Tout n’est il pas dit ? Impuissance, immobilité, négation de la réalité. La fermeture du Ness le 26 juillet prochain est un cercueil supplémentaire  dans le cimetière Piollesque grenoblois. Sa collègue Corinne Bernard (Verts/Ades) « officiellement » chargée de la culture est demeurées bras croisés.

A PARTIR DE SEPTEMBRE 2015 LES CLIENTS SE SONT MIS à ANNULER NE POUVANT PLUS SE GARER

« Aujourd’hui, je ne peux plus tenir financièrement et physi­quement, explique la gérante,  Lors des trois premiè­res années d’existence du Ness, de 2012 à 2015, le chiffre d’affai­res augmentait. Je refusais mê­me des clients, faute de place. À partir de septembre 2015, les clients se sont mis à annuler leur réservation dans la soirée car ils ne trouvaient pas où se garer ».

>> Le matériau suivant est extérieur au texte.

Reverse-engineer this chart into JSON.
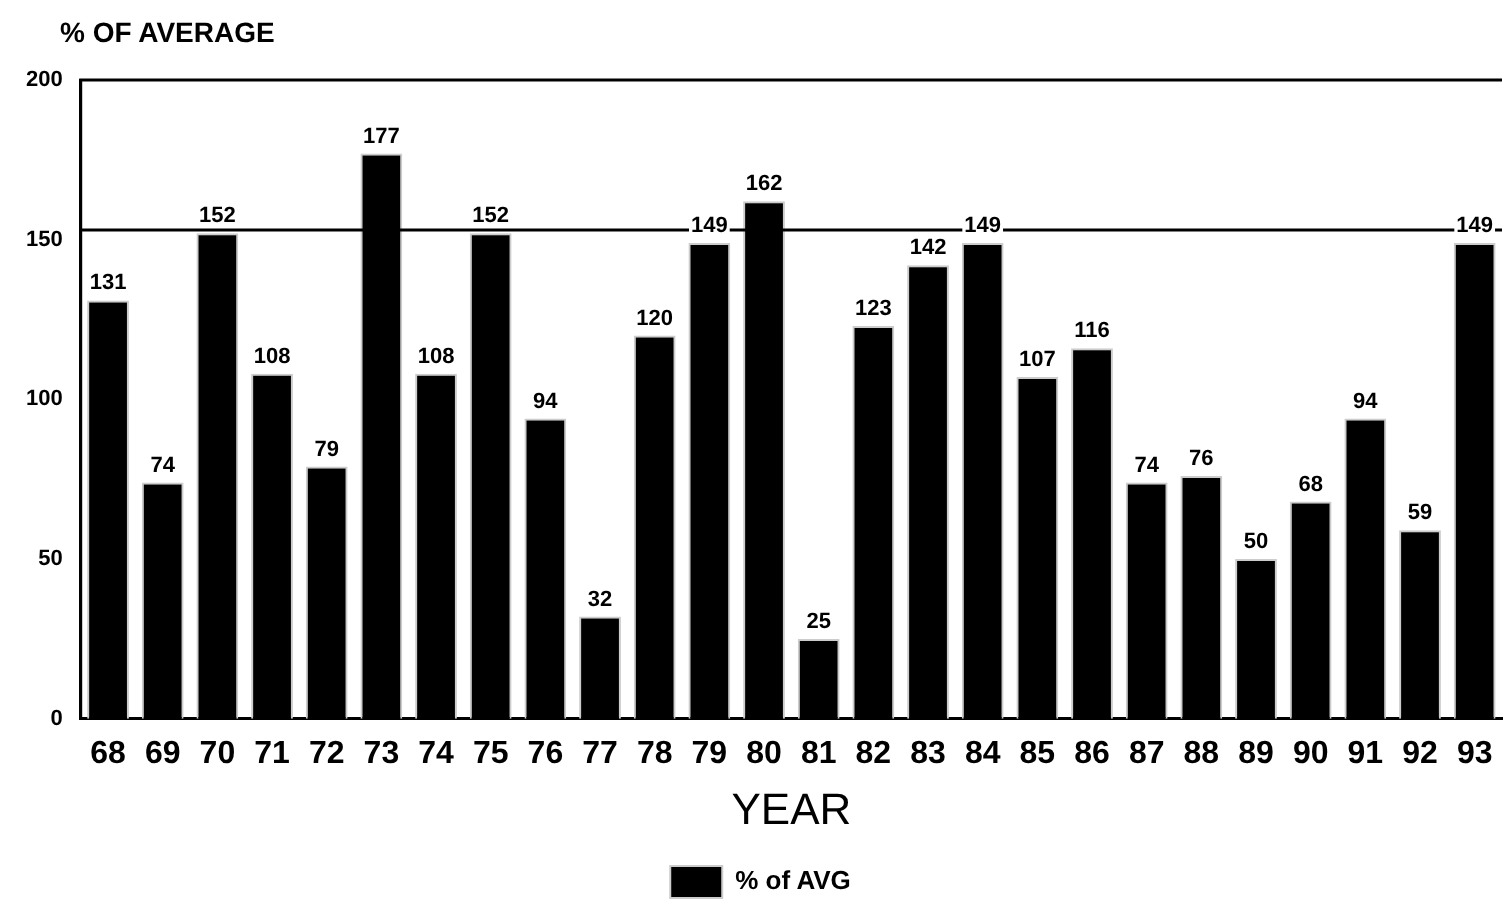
{
  "chart_data": {
    "type": "bar",
    "ylabel": "% OF AVERAGE",
    "xlabel": "YEAR",
    "categories": [
      "68",
      "69",
      "70",
      "71",
      "72",
      "73",
      "74",
      "75",
      "76",
      "77",
      "78",
      "79",
      "80",
      "81",
      "82",
      "83",
      "84",
      "85",
      "86",
      "87",
      "88",
      "89",
      "90",
      "91",
      "92",
      "93"
    ],
    "series": [
      {
        "name": "% of AVG",
        "color": "#000000",
        "values": [
          131,
          74,
          152,
          108,
          79,
          177,
          108,
          152,
          94,
          32,
          120,
          149,
          162,
          25,
          123,
          142,
          149,
          107,
          116,
          74,
          76,
          50,
          68,
          94,
          59,
          149
        ]
      }
    ],
    "ylim": [
      0,
      200
    ],
    "yticks": [
      0,
      50,
      100,
      150,
      200
    ],
    "grid": false,
    "legend": "bottom",
    "data_labels": true,
    "ref_lines": [
      {
        "axis": "y",
        "value": 153,
        "color": "#000000",
        "line_style": "solid"
      }
    ]
  }
}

L’image de l’inaccessibilité de Grenoble véhiculée par les messages anxiogènes de la municipalité a fait des dégâts partout, dans tous les quartiers. Rue Très Cloitres les autres commerçants interrogés font état d’une baisse également. C’est toute la ville qui est affectée par cette irresponsabilité et ce dogmatisme.

« LE CENTRE VILLE A ÉTÉ RENDU INACCESSIBLE, INDISPONIBLE »

Selon Sacha, la gérante c’est « la piétoni­sation de la ville de Grenoble qui est responsable de la baisse de fréquentation » de son éta­blissement. Et elle ne serait pas la seule impactée : « Il n’y a plus beaucoup d’endroits où les ar­tistes peuvent jouer dans Gre­noble ». Pour Sacha, « le centre­ ville a été rendu inaccessible, indisponible. En 2001, Grenoble était une ville vivante et animée. Aujourd’hui, c’est devenu une ville fantôme », regrette-t-­elle. (DL du 22/7/18). Sébastien Tomasella, pianiste, membre de l’équipe de la société civile pour l’alternance était à ses côtés pour témoigner de son soutien. Une soirée de solidarité avait été organisée en juin à laquelle avait participé Alain Carignon.

UN LIEU SUPPLÉMENTAIRE de la DIVERSITÉ CULTURELLE DISPARAIT 

C’est un lieu supplémentaire de diversité culturelle qui s’éteint dans la torpeur de l’été. C’est une porte du quartier de l’Alma qui se ferme alors que la rue Très Cloitres a tellement besoin d’une fréquentation extérieure. Son dernier concert devrait se dérouler ce 24 juillet.

Ça n’empêchera pas les Rouge/Verts grenoblois de poursuivre leurs déclarations enflammées sur le soutien aux créateurs et l’absence de monopole des grands équipements culturels ; Ils continueront à pleurer sur les « ghettos des pauvres » comme cette semaine encore Christine Garnier la passionaria (Verts/Ades) du logement (DL du 18/7/18).

Sauf que par leurs actes ils étouffent  la pluralité culturelle et créent des réserves de paupérisation à qui ils ferment toute ouverture sur l’extérieur. C’est aussi cela le bilan de la fermeture du Ness alors qu’on espère toujours que celle-ci ne sera pas définitive et qu’un miracle se produira.